Aqueles que trabalham com execução penal sabem bem que os pedidos de transferências de presídios são recorrentes. Na maior parte das vezes, a transferência é motivada por ameaças de morte do grupo que tem o controle do presídio. E de forma geral, as pessoas já se acostumaram a ouvir que as penitenciárias são comandas por organizações criminosas.
Além da lamentável situação, na qual o detento fica “pulando” de presídio em presídio, com seus familiares correndo atrás de defensores e da Corregedoria, a presença das facções nas penitenciárias somente reforça o abandono do Estado.
Abandono que também reflete do lado de fora dos presídios. O recente episódio do Complexo do Alemão (Rio de Janeiro) também reforçou o tema das facções criminosas como principais inimigas do Estado e da população, principalmente o Comando Vermelho (CV) e Amigos dos Amigos (ADA).
Para o promotor público do Rio Grande do Sul, Gilmar Bortolotto, "quando se admite a situação dos presídios, se admite o controle de um traficante dentro de uma vila. Temos mapas do controle do tráfico na Capital a partir dos presídios, os líderes dessas organizações estão presos, mas em cada região da cidade, eles estão comandando o que acontece aqui fora".
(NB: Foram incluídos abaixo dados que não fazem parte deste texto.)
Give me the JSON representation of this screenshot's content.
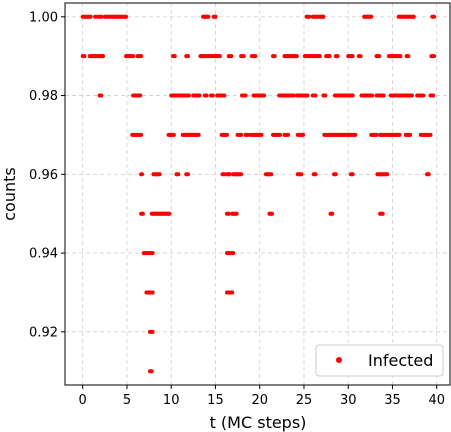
{
  "chart_data": {
    "type": "scatter",
    "title": "",
    "xlabel": "t (MC steps)",
    "ylabel": "counts",
    "xlim": [
      -2,
      41.5
    ],
    "ylim": [
      0.9065,
      1.0035
    ],
    "xticks": [
      0,
      5,
      10,
      15,
      20,
      25,
      30,
      35,
      40
    ],
    "yticks": [
      0.92,
      0.94,
      0.96,
      0.98,
      1.0
    ],
    "ytick_labels": [
      "0.92",
      "0.94",
      "0.96",
      "0.98",
      "1.00"
    ],
    "grid": true,
    "legend_position": "lower-right",
    "marker_color": "#ff0000",
    "series": [
      {
        "name": "Infected",
        "levels": [
          {
            "y": 1.0,
            "ranges": [
              [
                0.0,
                0.9
              ],
              [
                1.4,
                1.5
              ],
              [
                1.8,
                2.1
              ],
              [
                2.5,
                4.9
              ],
              [
                13.6,
                14.2
              ],
              [
                14.8,
                15.0
              ],
              [
                25.3,
                25.6
              ],
              [
                26.0,
                27.2
              ],
              [
                31.8,
                32.6
              ],
              [
                35.7,
                37.4
              ],
              [
                39.5,
                39.7
              ]
            ]
          },
          {
            "y": 0.99,
            "ranges": [
              [
                0.0,
                0.2
              ],
              [
                0.8,
                2.3
              ],
              [
                4.9,
                5.7
              ],
              [
                6.2,
                6.6
              ],
              [
                10.2,
                10.4
              ],
              [
                11.7,
                11.9
              ],
              [
                13.3,
                15.5
              ],
              [
                16.5,
                16.8
              ],
              [
                17.9,
                18.2
              ],
              [
                19.1,
                19.5
              ],
              [
                21.5,
                21.7
              ],
              [
                22.8,
                24.2
              ],
              [
                25.1,
                26.8
              ],
              [
                27.5,
                27.9
              ],
              [
                28.6,
                28.8
              ],
              [
                30.0,
                30.5
              ],
              [
                31.2,
                31.4
              ],
              [
                33.2,
                33.5
              ],
              [
                34.6,
                35.9
              ],
              [
                36.6,
                36.8
              ],
              [
                39.4,
                39.7
              ]
            ]
          },
          {
            "y": 0.98,
            "ranges": [
              [
                1.9,
                2.1
              ],
              [
                5.7,
                6.5
              ],
              [
                10.0,
                12.0
              ],
              [
                12.5,
                13.2
              ],
              [
                13.8,
                14.0
              ],
              [
                14.5,
                14.7
              ],
              [
                15.2,
                16.0
              ],
              [
                18.0,
                18.4
              ],
              [
                19.3,
                20.5
              ],
              [
                22.2,
                23.8
              ],
              [
                24.2,
                25.4
              ],
              [
                26.0,
                26.3
              ],
              [
                27.2,
                27.4
              ],
              [
                28.5,
                30.5
              ],
              [
                31.5,
                32.7
              ],
              [
                33.2,
                34.0
              ],
              [
                34.8,
                37.2
              ],
              [
                37.8,
                38.5
              ],
              [
                39.3,
                39.6
              ]
            ]
          },
          {
            "y": 0.97,
            "ranges": [
              [
                5.6,
                6.2
              ],
              [
                6.4,
                6.6
              ],
              [
                9.7,
                10.3
              ],
              [
                11.3,
                13.1
              ],
              [
                15.7,
                16.3
              ],
              [
                17.5,
                17.9
              ],
              [
                18.4,
                18.7
              ],
              [
                19.0,
                20.2
              ],
              [
                21.5,
                22.3
              ],
              [
                22.8,
                23.2
              ],
              [
                24.3,
                24.9
              ],
              [
                27.3,
                30.4
              ],
              [
                30.6,
                30.8
              ],
              [
                32.6,
                33.2
              ],
              [
                33.6,
                34.1
              ],
              [
                34.3,
                35.8
              ],
              [
                36.5,
                37.0
              ],
              [
                38.2,
                39.3
              ]
            ]
          },
          {
            "y": 0.96,
            "ranges": [
              [
                6.6,
                6.7
              ],
              [
                8.0,
                8.7
              ],
              [
                10.6,
                10.8
              ],
              [
                11.7,
                11.9
              ],
              [
                15.8,
                16.0
              ],
              [
                16.3,
                16.6
              ],
              [
                17.0,
                17.9
              ],
              [
                20.7,
                21.3
              ],
              [
                24.3,
                24.7
              ],
              [
                26.1,
                26.3
              ],
              [
                28.4,
                28.6
              ],
              [
                30.3,
                30.5
              ],
              [
                33.3,
                34.4
              ],
              [
                38.9,
                39.1
              ]
            ]
          },
          {
            "y": 0.95,
            "ranges": [
              [
                6.6,
                6.8
              ],
              [
                7.8,
                9.8
              ],
              [
                16.3,
                16.5
              ],
              [
                16.9,
                17.4
              ],
              [
                21.1,
                21.4
              ],
              [
                28.0,
                28.2
              ],
              [
                33.6,
                33.9
              ]
            ]
          },
          {
            "y": 0.94,
            "ranges": [
              [
                6.9,
                7.9
              ],
              [
                16.3,
                17.0
              ]
            ]
          },
          {
            "y": 0.93,
            "ranges": [
              [
                7.2,
                7.9
              ],
              [
                16.3,
                16.9
              ]
            ]
          },
          {
            "y": 0.92,
            "ranges": [
              [
                7.6,
                7.9
              ]
            ]
          },
          {
            "y": 0.91,
            "ranges": [
              [
                7.6,
                7.8
              ]
            ]
          }
        ]
      }
    ]
  }
}
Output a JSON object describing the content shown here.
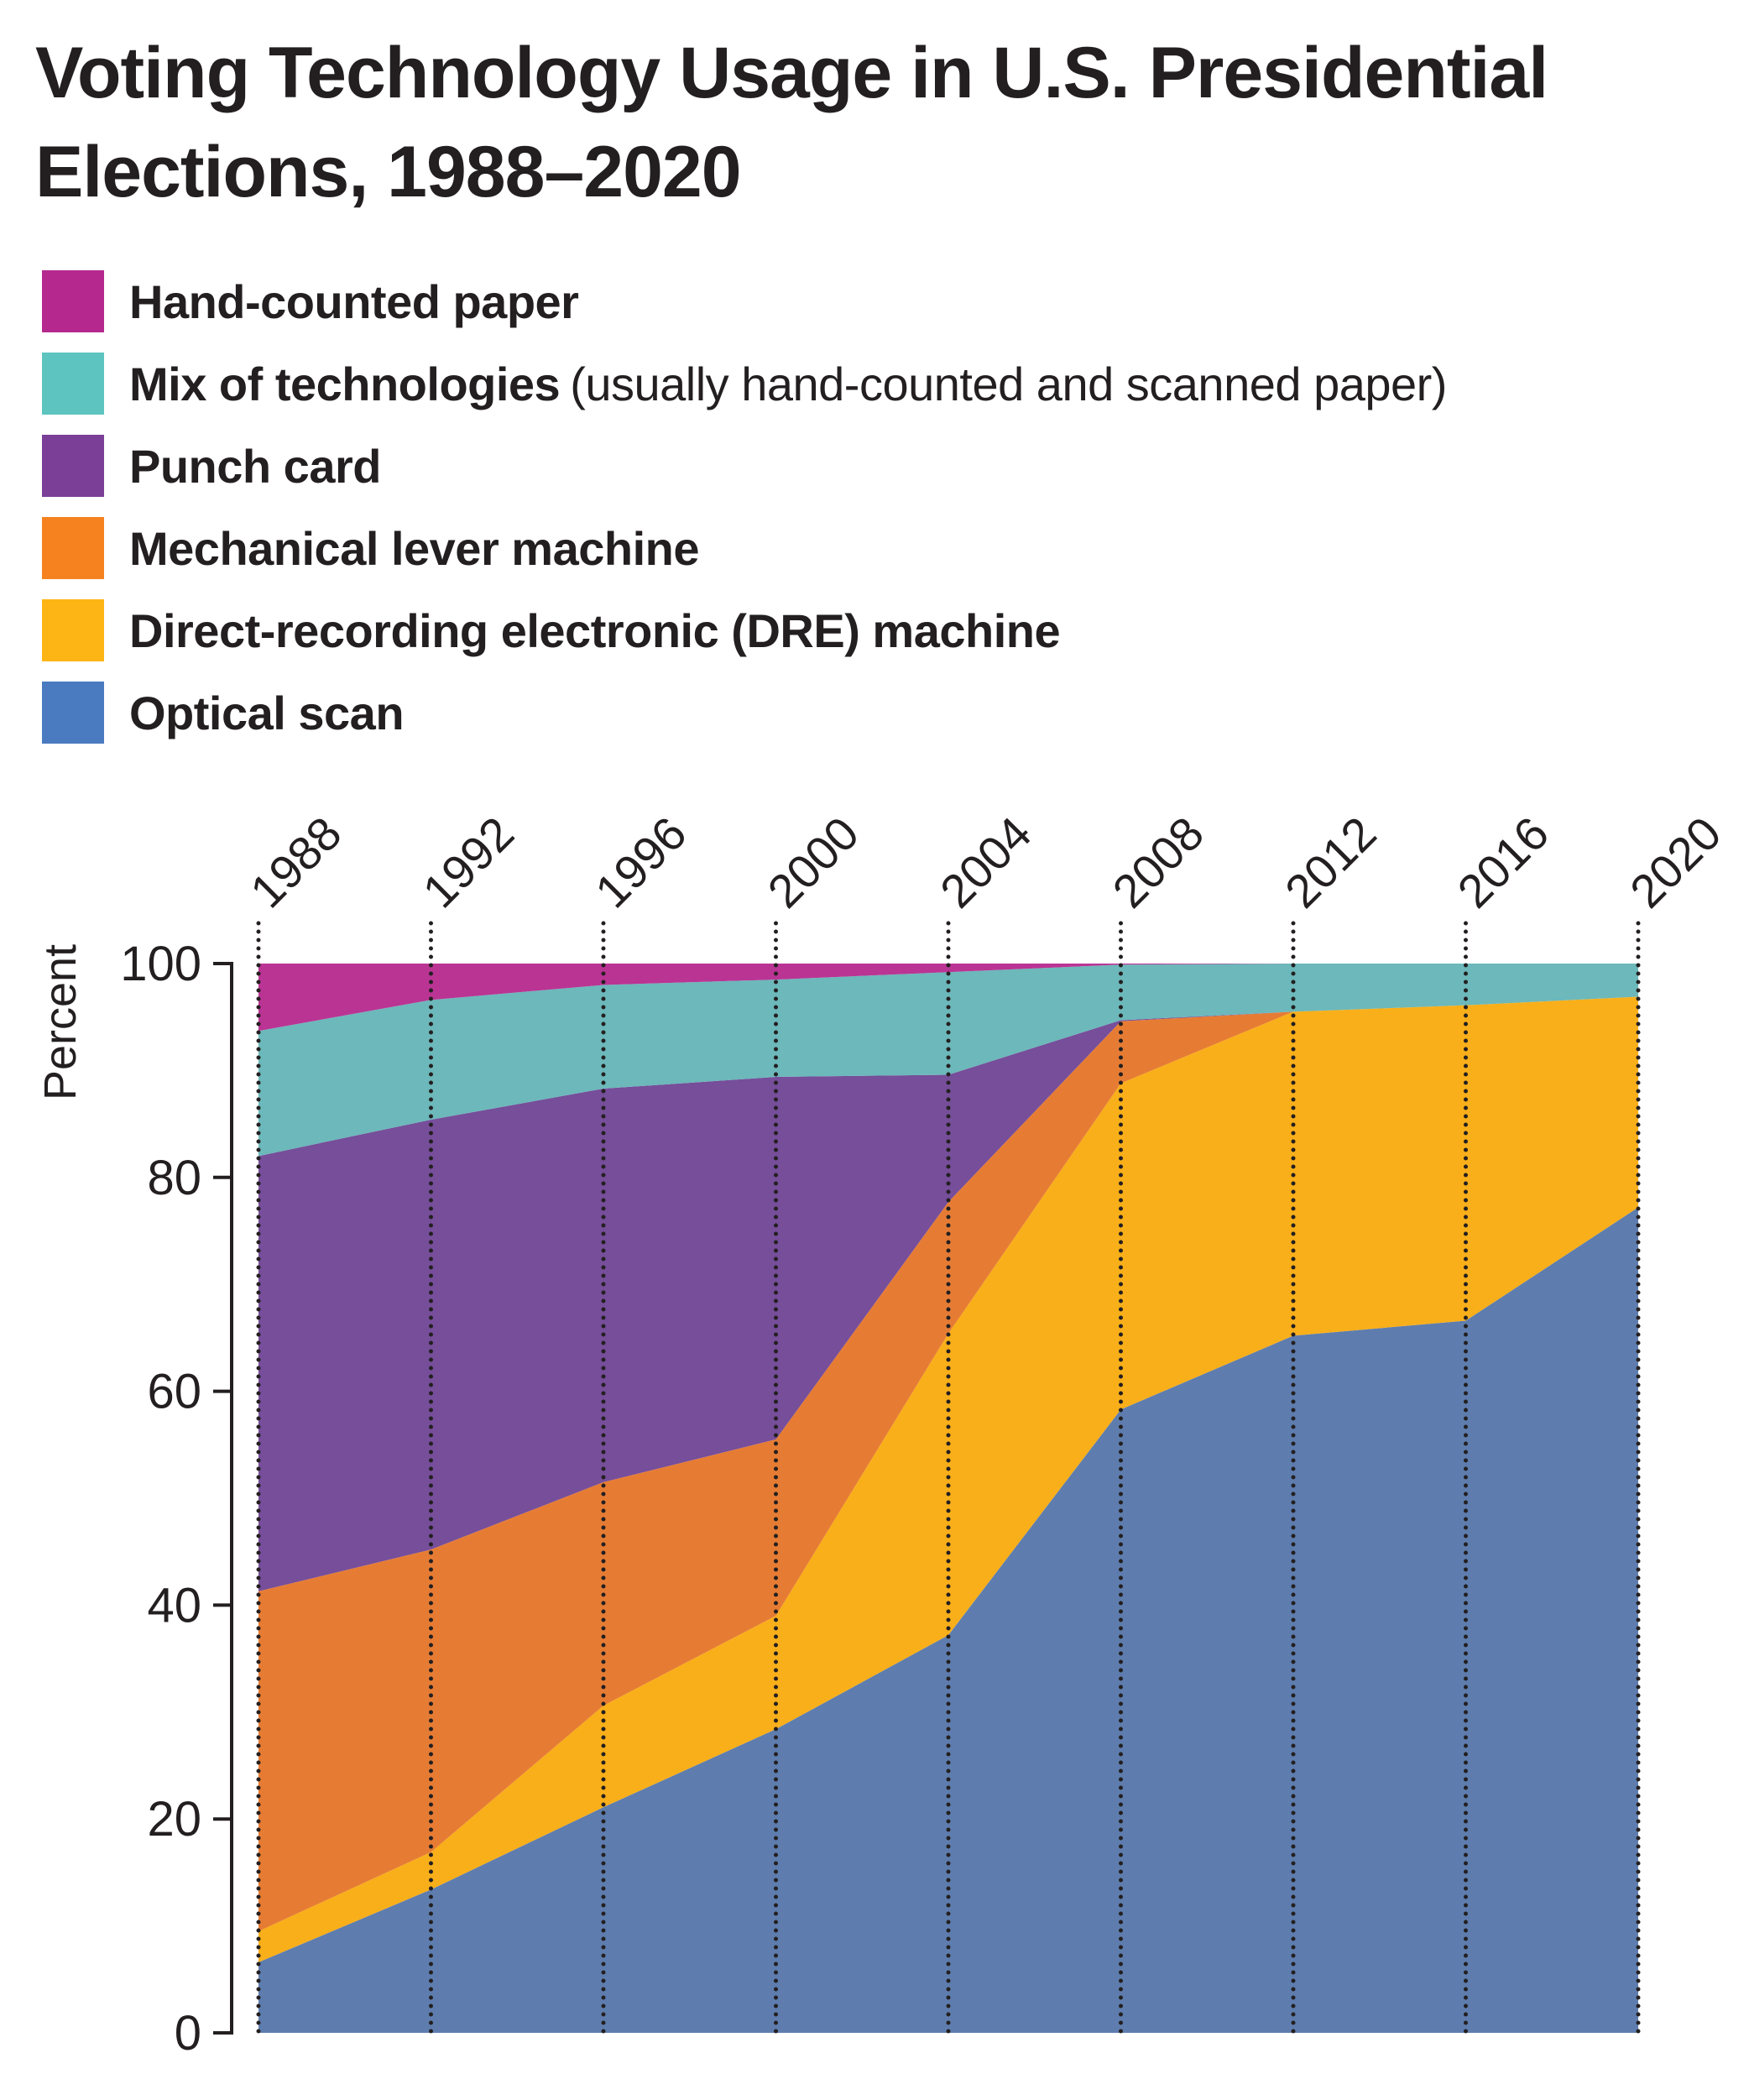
{
  "chart_data": {
    "type": "area",
    "stacked": true,
    "title": "Voting Technology Usage in U.S. Presidential Elections, 1988–2020",
    "ylabel": "Percent",
    "xlabel": "",
    "ylim": [
      0,
      100
    ],
    "yticks": [
      "0",
      "20",
      "40",
      "60",
      "80",
      "100"
    ],
    "grid": false,
    "legend_position": "top-left",
    "x": [
      "1988",
      "1992",
      "1996",
      "2000",
      "2004",
      "2008",
      "2012",
      "2016",
      "2020"
    ],
    "series": [
      {
        "name": "Optical scan",
        "color": "#5E7DAE",
        "legend_color": "#4A7BC0",
        "values": [
          6.6,
          13.4,
          21.1,
          28.4,
          37.2,
          58.3,
          65.2,
          66.6,
          77.2
        ]
      },
      {
        "name": "Direct-recording electronic (DRE) machine",
        "color": "#F9AF1A",
        "legend_color": "#FDB515",
        "values": [
          2.9,
          3.5,
          9.5,
          10.6,
          28.2,
          30.5,
          30.3,
          29.5,
          19.7
        ]
      },
      {
        "name": "Mechanical lever machine",
        "color": "#E67C34",
        "legend_color": "#F5821F",
        "values": [
          31.8,
          28.3,
          20.9,
          16.5,
          12.3,
          5.8,
          0.0,
          0.0,
          0.0
        ]
      },
      {
        "name": "Punch card",
        "color": "#764E9A",
        "legend_color": "#7B3F98",
        "values": [
          40.7,
          40.2,
          36.8,
          33.9,
          11.9,
          0.1,
          0.0,
          0.0,
          0.0
        ]
      },
      {
        "name": "Mix of technologies",
        "note": "(usually hand-counted and scanned paper)",
        "color": "#6CB8BA",
        "legend_color": "#5EC4BF",
        "values": [
          11.7,
          11.2,
          9.7,
          9.1,
          9.6,
          5.2,
          4.5,
          3.9,
          3.1
        ]
      },
      {
        "name": "Hand-counted paper",
        "color": "#BA3494",
        "legend_color": "#B5298F",
        "values": [
          6.3,
          3.4,
          2.0,
          1.5,
          0.8,
          0.1,
          0.0,
          0.0,
          0.0
        ]
      }
    ]
  },
  "legend": {
    "items": [
      {
        "label": "Hand-counted paper",
        "note": ""
      },
      {
        "label": "Mix of technologies",
        "note": "(usually hand-counted and scanned paper)"
      },
      {
        "label": "Punch card",
        "note": ""
      },
      {
        "label": "Mechanical lever machine",
        "note": ""
      },
      {
        "label": "Direct-recording electronic (DRE) machine",
        "note": ""
      },
      {
        "label": "Optical scan",
        "note": ""
      }
    ]
  }
}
No dia 05.01.11, em Blumenau, um detento, durante sua saída de final de ano, foi detido com um convite para integrar uma facção criminosa. O convite possui cinco laudas, apresentando um estatuto e 10 mandamentos e objetivos do Primeiro Grupo da Capital (PGC). Chama à atenção a organização das facções, que regem até formas de filiação. Também impressiona a maior presença destas organizações na vida da população pobre.
Na opinião do deputado federal Domingos Dutra (PT-MA), relator da CPI do Sistema Carcerário (concluída em 2008), as facções preenchem o vazio deixado pelo Estado. "Quando um integrante dessas organizações morre, não é o governo, mas sim o grupo criminoso que paga pelo enterro. O Estado não fornece defensor, mas a facção criminosa paga pelo advogado. Quando a pessoa é levada para um presídio em outra cidade, quem paga o transporte dos familiares para a visita é o PCC (Primeiro Comando da Capital)".
O promotor de execuções penais do Ministério Público de São Paulo, Pedro de Jesus Juliotti, diz que nos Centros de Detenção Provisória de São Paulo, considerados os mais lotados do Estado, o crime organizado também está presente. Segundo ele: "Quando um bandido é preso, se pergunta de que grupo ele é para que seja levado para o mesmo local onde estão os integrantes de sua facção".
O Defensor Público do Estado de São Paulo, Bruno Shimizu, em artigo publicado no Portal do IBCCrim (“Facções criminosas, "estados paralelos" e pluralismo jurídico”), nos alerta sobre o mito do controle total da administração carcerária sobre os detentos: “Nessa esteira, uma vez que a instituição penal é estruturalmente incapaz de dominar completamente a massa de internos, a administração é induzida a abrir-se às lideranças informais dos presídios, negociando e fazendo concessões, a fim de manter um nível satisfatório de controle sobre a população sob sua responsabilidade.”
Assim, ao contrário do que alguns apontam, as facções não representam um Estado paralelo, Shimizu aprofunda a reflexão, sugerindo que a presença destes grupos é parte integrante de um Estado deficitário. Ou em outras palavras, ao invés de constituírem uma ordem paralela, forma uma simbiose com o Estado.
Nesta mesma perspectiva, Shimizu conclui: “uma política criminal destinada a fazer frente à questão das facções não deve ter como fundamento a repressão, mas sim, a superação das barreiras do acesso à justiça.”